# Entertainment Center



## rprice54 (Jan 1, 2006)

After my last project (walnut jewelry box) I really wanted to make this out of walnut, but the plywood ran a bit much for the current budget. I 'needed' to find a place for a large TV I got from my father-in-law (I traded my old Ryobi TS for it) and decided to make my own. Nothing fancy about the wood, just plywood for the frame, pine for the face frame and door frames, MDF for the raised panels (heavy but cheap and flat).

I got a Craftsman rail-stile bit for Christmas- the joints aren't perfect but they work. The raised panels I made on the TS. The bottom box has holes for adjustable shelves (a great router jig I learned from here) but I haven't put any in yet. The area above the TV also has an adjustable shelf.

The hardware is from Rockler including the wrap around doors. Pocket doors would have blown the budget as well.

The finish is flat black paint on top of white primer. I distressed some of the edges and profiles, and then coated it with poly. We wanted a well-worn appearance, I don't know how it shows up in the pics. I learned it is now time for a paint spray gun...

Like everything else I do now I designed it in Google Sketchup and provided some pics from there as well.

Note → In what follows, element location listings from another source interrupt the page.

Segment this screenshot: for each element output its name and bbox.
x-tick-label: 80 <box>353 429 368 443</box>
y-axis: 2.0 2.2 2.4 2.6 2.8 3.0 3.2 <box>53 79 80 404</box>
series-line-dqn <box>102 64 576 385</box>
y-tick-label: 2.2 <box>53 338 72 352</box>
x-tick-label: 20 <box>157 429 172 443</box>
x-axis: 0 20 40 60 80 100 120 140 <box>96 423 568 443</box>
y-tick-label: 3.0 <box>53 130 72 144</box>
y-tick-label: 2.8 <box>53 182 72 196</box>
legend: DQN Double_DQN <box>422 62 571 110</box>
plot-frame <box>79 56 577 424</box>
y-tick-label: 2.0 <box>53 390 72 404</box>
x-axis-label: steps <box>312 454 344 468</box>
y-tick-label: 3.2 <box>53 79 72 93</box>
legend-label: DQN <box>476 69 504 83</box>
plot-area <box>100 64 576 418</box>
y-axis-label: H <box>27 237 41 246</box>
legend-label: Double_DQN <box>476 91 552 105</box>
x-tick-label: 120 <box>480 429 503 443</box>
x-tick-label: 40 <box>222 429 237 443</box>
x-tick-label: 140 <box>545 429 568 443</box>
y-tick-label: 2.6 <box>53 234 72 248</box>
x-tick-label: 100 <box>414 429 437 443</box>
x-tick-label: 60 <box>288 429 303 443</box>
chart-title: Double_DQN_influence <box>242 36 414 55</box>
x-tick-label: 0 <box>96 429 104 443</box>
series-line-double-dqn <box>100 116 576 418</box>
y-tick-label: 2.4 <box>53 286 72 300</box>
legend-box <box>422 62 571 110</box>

We like it.


----------



## bobj3 (Jan 17, 2006)

Hi rprice

You did a very nice JOB  
Now you can pull up a chair and watch a TV show or two and take a break, that's alot work I know. 


Bj


----------



## Dr.Zook (Sep 10, 2004)

*Fine looking center.*

Fine looking from where I'm sitting rprice. Just as nice as the jewerly box. Keep up the great work. Is the son still enjoying the boat bed? Or is he ready for a yacht now?


----------



## Joe Lyddon (Sep 11, 2004)

rprice54,

Nice job!!

I like those wrap-around doors... you can barely see them against the side!!
I will look on Rockler for the hinges (I guess that is what you used)... in the mean time, a link to what you used would be nice.

Thank you for sharing! As long as it works & does what you want it to, is the main thing.

C O O L...


----------



## challagan (Feb 7, 2006)

Excellent work for sure, I like it! 

Corey


----------



## harrysin (Jan 15, 2007)

rprice54 (that doesn't quite roll off the tongue) a very nice looking job, what a pity that you didn't do a photo-shoot during the making.


----------



## rprice54 (Jan 1, 2006)

RE: Boatbed- actually, I'm getting ready to make bed #2 for boy #2. Luckily I kept my hardboard templates and extra large circle cutting jig for the front and headboard... That's been one of my most rewarding projects so far.

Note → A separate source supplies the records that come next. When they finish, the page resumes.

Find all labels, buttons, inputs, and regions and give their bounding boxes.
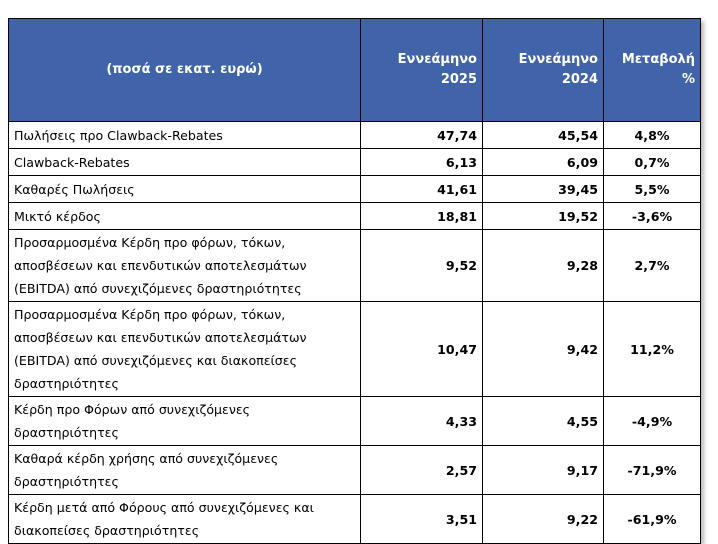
value-cell: -4,9% bbox=[603, 396, 701, 446]
value-cell: 9,22 bbox=[482, 494, 604, 544]
value-cell: 9,28 bbox=[482, 229, 604, 302]
value-cell: 18,81 bbox=[360, 202, 483, 230]
value-cell: -61,9% bbox=[603, 494, 701, 544]
table-row: Καθαρές Πωλήσεις 41,61 39,45 5,5% bbox=[8, 175, 701, 203]
value-cell: 9,17 bbox=[482, 445, 604, 495]
value-cell: 4,55 bbox=[482, 396, 604, 446]
row-label: Clawback-Rebates bbox=[8, 148, 361, 176]
value-cell: 6,09 bbox=[482, 148, 604, 176]
value-cell: 6,13 bbox=[360, 148, 483, 176]
value-cell: -71,9% bbox=[603, 445, 701, 495]
table-row: Clawback-Rebates 6,13 6,09 0,7% bbox=[8, 148, 701, 176]
row-label: Μικτό κέρδος bbox=[8, 202, 361, 230]
value-cell: 39,45 bbox=[482, 175, 604, 203]
value-cell: 4,8% bbox=[603, 121, 701, 149]
value-cell: 19,52 bbox=[482, 202, 604, 230]
table-row: Κέρδη προ Φόρων από συνεχιζόμενες δραστη… bbox=[8, 396, 701, 446]
header-row: (ποσά σε εκατ. ευρώ) Εννεάμηνο 2025 Εννεάμ… bbox=[8, 18, 701, 122]
value-cell: 9,42 bbox=[482, 301, 604, 397]
value-cell: 2,7% bbox=[603, 229, 701, 302]
header-cell: Εννεάμηνο 2024 bbox=[482, 18, 604, 122]
header-cell: Μεταβολή % bbox=[603, 18, 701, 122]
table-row: Πωλήσεις προ Clawback-Rebates 47,74 45,54 4… bbox=[8, 121, 701, 149]
table-row: Μικτό κέρδος 18,81 19,52 -3,6% bbox=[8, 202, 701, 230]
value-cell: -3,6% bbox=[603, 202, 701, 230]
value-cell: 10,47 bbox=[360, 301, 483, 397]
row-label: Καθαρές Πωλήσεις bbox=[8, 175, 361, 203]
row-label: Προσαρμοσμένα Κέρδη προ φόρων, τόκων, απ… bbox=[8, 229, 361, 302]
table-container: (ποσά σε εκατ. ευρώ) Εννεάμηνο 2025 Εννεάμ… bbox=[8, 18, 701, 544]
value-cell: 2,57 bbox=[360, 445, 483, 495]
value-cell: 41,61 bbox=[360, 175, 483, 203]
header-cell: Εννεάμηνο 2025 bbox=[360, 18, 483, 122]
value-cell: 5,5% bbox=[603, 175, 701, 203]
row-label: Καθαρά κέρδη χρήσης από συνεχιζόμενες δρ… bbox=[8, 445, 361, 495]
table-row: Καθαρά κέρδη χρήσης από συνεχιζόμενες δρ… bbox=[8, 445, 701, 495]
table-row: Προσαρμοσμένα Κέρδη προ φόρων, τόκων, απ… bbox=[8, 229, 701, 302]
row-label: Πωλήσεις προ Clawback-Rebates bbox=[8, 121, 361, 149]
value-cell: 3,51 bbox=[360, 494, 483, 544]
value-cell: 45,54 bbox=[482, 121, 604, 149]
header-cell: (ποσά σε εκατ. ευρώ) bbox=[8, 18, 361, 122]
row-label: Κέρδη μετά από Φόρους από συνεχιζόμενες … bbox=[8, 494, 361, 544]
value-cell: 9,52 bbox=[360, 229, 483, 302]
row-label: Κέρδη προ Φόρων από συνεχιζόμενες δραστη… bbox=[8, 396, 361, 446]
table-row: Κέρδη μετά από Φόρους από συνεχιζόμενες … bbox=[8, 494, 701, 544]
value-cell: 11,2% bbox=[603, 301, 701, 397]
results-table: (ποσά σε εκατ. ευρώ) Εννεάμηνο 2025 Εννεάμ… bbox=[8, 18, 701, 544]
row-label: Προσαρμοσμένα Κέρδη προ φόρων, τόκων, απ… bbox=[8, 301, 361, 397]
value-cell: 0,7% bbox=[603, 148, 701, 176]
value-cell: 47,74 bbox=[360, 121, 483, 149]
table-row: Προσαρμοσμένα Κέρδη προ φόρων, τόκων, απ… bbox=[8, 301, 701, 397]
value-cell: 4,33 bbox=[360, 396, 483, 446]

Re: hinges- http://www.rockler.com/product.cfm?page=259&filter=270 hinge

To be honest, the hardest part was finishing it. The construction is pretty simple, square pieces of ply with some dados and rabbets. The doors were a lot more work, but a good learning experience. Beats paying $1700 for a similar piece in a furniture magazine we get.


----------



## Rolf Maxa (Feb 8, 2005)

Great jon on the entertainment center. How do you like Google Sketchup. I was thinking of download the free version.
Rolf


----------



## rprice54 (Jan 1, 2006)

I love it. It makes planning, machining, and assembly so much easier. I can 'build' it piece by piece and it helps me think through the joints, order of assembly, and can give you measurements based off other pieces.

When I was making the boatbed I knew the dimensions of the frame the triangular drawers would sit in, and sketchup told me the exact angles and the dimensions I needed. My trig and geometry have long passed me by...

Plus you get a good visual feel for the overall look and balance of the item you're building.

I like it because I design all my ideas based off of my own ideas and pictures. I haven't used any commercial plans yet- not that I wouldn't if I found something that fit the bill.


----------



## Kevin (Sep 6, 2004)

I really like the what way the final product looks. Really nice job rprice54.


----------